Carlos Silva was a solid pitcher for the Twins from 2004 to 2007, posting a 4.42 ERA (102 ERA+) including a couple nice seasons to bookend that four-year stretch, posting ERAs of 4.21 and 4.19 respectively and surpassing 200 innings both years. The Mariners signed him to a 4-year, 48 million dollar contract only to watch him completely implode, posting a 6.46 ERA in 153.1 IP in 2008 as he dealt with back problems the entire season in addition to a DL stint for his elbow, and then he pitched just 30.1 innings in 2009 after missing nearly the entire season after fraying his rotator cuff. Following the season, the Mariners managed to trade Silva to the Chicago Cubs for perpetual enigma Milton Bradley, who had posted a square 100 OPS+ with terrible defense in 2009 but actually had an unbelievable 162 OPS+ in 2008 with the Rangers. Bradley posted a .209/.298/.351 line (84 OPS+) in 101 games with the Mariners from 2010 to 2011 before they released him.

Innings-eating starting pitchers are the opposite of polarizing, being solid players that have their limitations but will give you their 200 innings every year. But once injuries enter the equation, the consistency they had provided gets pushed into the background. Niemann has the advantage of a lower salary than Wolf and Silva had when they were traded, but he doesn’t have as long of a track record of success and has never actually gone over 200 innings. Wolf and Silva netted enigmatic players and Niemann would be lucky to get the same right now. If the Rays want to trade him, their best hope is netting a frustrating player at Triple-A, another team’s Alex Torres (who has nasty stuff, managing a 12.1 K/9 at Triple-A in 2012- but he also walked 7.5 per 9). Is that trade even worth it? The only reason to trade Niemann for a player like that would be to give a rotation spot to Cobb or Archer.

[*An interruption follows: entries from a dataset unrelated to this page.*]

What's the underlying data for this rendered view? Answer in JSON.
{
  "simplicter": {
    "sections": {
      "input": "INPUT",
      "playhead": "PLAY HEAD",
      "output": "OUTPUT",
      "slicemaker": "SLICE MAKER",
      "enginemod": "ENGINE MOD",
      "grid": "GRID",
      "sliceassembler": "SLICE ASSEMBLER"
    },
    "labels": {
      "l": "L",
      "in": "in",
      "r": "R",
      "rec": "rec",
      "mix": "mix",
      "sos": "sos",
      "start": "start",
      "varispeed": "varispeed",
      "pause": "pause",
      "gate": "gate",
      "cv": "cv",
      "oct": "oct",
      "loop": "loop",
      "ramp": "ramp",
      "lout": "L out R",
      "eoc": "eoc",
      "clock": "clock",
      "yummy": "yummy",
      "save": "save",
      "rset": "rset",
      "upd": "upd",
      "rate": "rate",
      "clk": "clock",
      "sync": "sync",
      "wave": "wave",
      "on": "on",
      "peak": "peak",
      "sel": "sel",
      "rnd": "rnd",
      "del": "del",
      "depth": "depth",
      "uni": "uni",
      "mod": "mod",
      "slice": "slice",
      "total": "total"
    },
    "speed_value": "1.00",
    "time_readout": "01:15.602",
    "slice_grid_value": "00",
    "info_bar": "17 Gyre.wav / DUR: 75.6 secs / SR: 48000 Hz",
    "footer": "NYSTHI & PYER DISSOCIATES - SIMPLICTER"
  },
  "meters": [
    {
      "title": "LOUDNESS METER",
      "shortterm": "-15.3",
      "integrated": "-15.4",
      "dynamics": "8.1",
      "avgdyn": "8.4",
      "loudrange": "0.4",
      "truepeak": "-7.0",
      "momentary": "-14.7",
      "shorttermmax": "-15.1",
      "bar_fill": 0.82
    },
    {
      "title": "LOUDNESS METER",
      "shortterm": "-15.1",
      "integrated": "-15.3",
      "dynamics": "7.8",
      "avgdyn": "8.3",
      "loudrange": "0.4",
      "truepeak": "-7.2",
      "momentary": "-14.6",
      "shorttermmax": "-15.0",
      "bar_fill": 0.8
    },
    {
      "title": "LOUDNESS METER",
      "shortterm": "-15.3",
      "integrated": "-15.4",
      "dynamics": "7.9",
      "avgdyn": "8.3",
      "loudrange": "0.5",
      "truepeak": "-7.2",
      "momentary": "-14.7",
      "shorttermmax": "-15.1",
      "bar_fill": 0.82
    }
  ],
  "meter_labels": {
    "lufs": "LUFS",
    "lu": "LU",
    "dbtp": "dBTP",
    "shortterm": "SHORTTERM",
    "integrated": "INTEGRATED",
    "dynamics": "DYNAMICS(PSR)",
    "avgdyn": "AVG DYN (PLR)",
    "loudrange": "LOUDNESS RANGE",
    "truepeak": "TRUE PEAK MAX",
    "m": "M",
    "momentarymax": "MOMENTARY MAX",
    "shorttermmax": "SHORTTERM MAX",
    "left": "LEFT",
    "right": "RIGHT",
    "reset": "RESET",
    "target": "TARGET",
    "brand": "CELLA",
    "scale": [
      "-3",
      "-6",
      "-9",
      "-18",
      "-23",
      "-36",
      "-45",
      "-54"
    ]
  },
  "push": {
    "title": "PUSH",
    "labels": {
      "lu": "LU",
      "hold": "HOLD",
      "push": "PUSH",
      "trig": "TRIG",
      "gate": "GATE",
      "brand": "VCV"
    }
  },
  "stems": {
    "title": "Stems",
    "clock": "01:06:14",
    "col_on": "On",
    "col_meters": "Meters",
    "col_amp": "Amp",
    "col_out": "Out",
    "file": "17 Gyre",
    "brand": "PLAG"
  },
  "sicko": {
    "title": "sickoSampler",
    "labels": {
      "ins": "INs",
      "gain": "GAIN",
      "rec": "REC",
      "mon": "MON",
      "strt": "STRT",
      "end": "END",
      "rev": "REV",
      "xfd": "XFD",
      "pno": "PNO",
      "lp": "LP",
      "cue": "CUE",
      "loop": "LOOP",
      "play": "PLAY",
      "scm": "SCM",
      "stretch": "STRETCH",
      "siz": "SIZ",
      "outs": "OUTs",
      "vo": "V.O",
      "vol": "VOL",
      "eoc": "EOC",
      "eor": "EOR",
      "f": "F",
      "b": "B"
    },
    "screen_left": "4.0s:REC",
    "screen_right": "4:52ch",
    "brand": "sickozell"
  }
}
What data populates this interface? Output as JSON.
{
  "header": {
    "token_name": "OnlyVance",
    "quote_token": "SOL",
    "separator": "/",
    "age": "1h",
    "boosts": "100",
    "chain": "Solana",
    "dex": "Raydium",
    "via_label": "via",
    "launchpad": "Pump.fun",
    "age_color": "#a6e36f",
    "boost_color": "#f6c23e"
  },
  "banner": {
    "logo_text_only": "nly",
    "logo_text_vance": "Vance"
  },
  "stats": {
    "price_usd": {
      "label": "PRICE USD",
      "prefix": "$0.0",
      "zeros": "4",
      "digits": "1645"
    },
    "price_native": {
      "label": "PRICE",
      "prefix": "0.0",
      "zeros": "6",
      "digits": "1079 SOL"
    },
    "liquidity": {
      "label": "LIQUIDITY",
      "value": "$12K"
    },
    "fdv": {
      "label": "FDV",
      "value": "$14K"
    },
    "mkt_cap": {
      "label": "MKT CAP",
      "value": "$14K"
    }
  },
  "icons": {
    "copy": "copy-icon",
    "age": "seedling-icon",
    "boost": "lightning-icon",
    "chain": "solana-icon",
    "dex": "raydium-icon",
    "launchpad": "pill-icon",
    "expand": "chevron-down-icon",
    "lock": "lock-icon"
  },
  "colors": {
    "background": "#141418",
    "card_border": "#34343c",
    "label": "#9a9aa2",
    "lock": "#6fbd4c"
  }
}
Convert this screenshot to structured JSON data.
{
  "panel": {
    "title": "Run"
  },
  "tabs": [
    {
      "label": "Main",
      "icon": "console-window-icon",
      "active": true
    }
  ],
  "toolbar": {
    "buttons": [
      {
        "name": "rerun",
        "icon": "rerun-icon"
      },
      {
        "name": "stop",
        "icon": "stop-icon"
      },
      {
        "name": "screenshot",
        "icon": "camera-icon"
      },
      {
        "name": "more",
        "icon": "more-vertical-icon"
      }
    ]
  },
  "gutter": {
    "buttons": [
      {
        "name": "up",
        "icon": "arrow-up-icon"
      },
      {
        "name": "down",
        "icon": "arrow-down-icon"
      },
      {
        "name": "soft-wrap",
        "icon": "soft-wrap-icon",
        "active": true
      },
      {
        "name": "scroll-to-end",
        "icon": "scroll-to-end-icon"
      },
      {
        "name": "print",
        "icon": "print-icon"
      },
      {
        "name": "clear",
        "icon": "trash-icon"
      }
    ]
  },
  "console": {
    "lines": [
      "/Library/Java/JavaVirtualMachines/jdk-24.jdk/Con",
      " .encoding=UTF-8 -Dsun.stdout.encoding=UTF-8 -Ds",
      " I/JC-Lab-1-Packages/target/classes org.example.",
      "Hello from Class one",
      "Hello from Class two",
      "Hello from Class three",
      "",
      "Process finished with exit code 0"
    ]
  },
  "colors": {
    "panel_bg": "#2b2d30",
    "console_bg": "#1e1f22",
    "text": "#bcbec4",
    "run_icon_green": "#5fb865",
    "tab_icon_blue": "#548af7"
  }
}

The Rays’ best bet is to hold onto Niemann for now- there’s no point of non-tendering him, letting him leave for nothing. They will see how their rotation situation develops and whether they trade a frontline starter, and by the end of spring training, they will assess whether to keep him. At that point, the Rays will have two options: either giving Niemann a rotation spot or trading him like they dealt Jason Hammel in 2010 after Niemann beat Hammel out for the Rays’ 5th starter spot, and seeing Niemann get into games for a couple of weeks will certainly play a role in that decision while also giving Niemann time to audition for other teams. But before we make a Niemann trade sound like simply a question of when, Niemann getting a rotation spot for the Rays next year is actually not so far-fetched. The Rays could very well decide that Archer could use more time at Triple-A to refine his command and his changeup, and Niemann could be part of a 6-man rotation next season along with Price, Shields, Hellickson, Moore, and Cobb. If the Rays were to trade a starter, Niemann would become even more important.

Jeff Niemann is not part of the Rays’ long-term plans and he will make more than the Rays would like next season, but he’s still a solid mid-rotation option when healthy and the Rays will almost definitely keep him for now. Even if Niemann is an outlier in the Rays’ pitching staff, the Rays appreciate his talents and will give him a chance to prove that he can stay on the mound in 2013 and finally combine the flashes of brilliance he has shown over the years with dependability.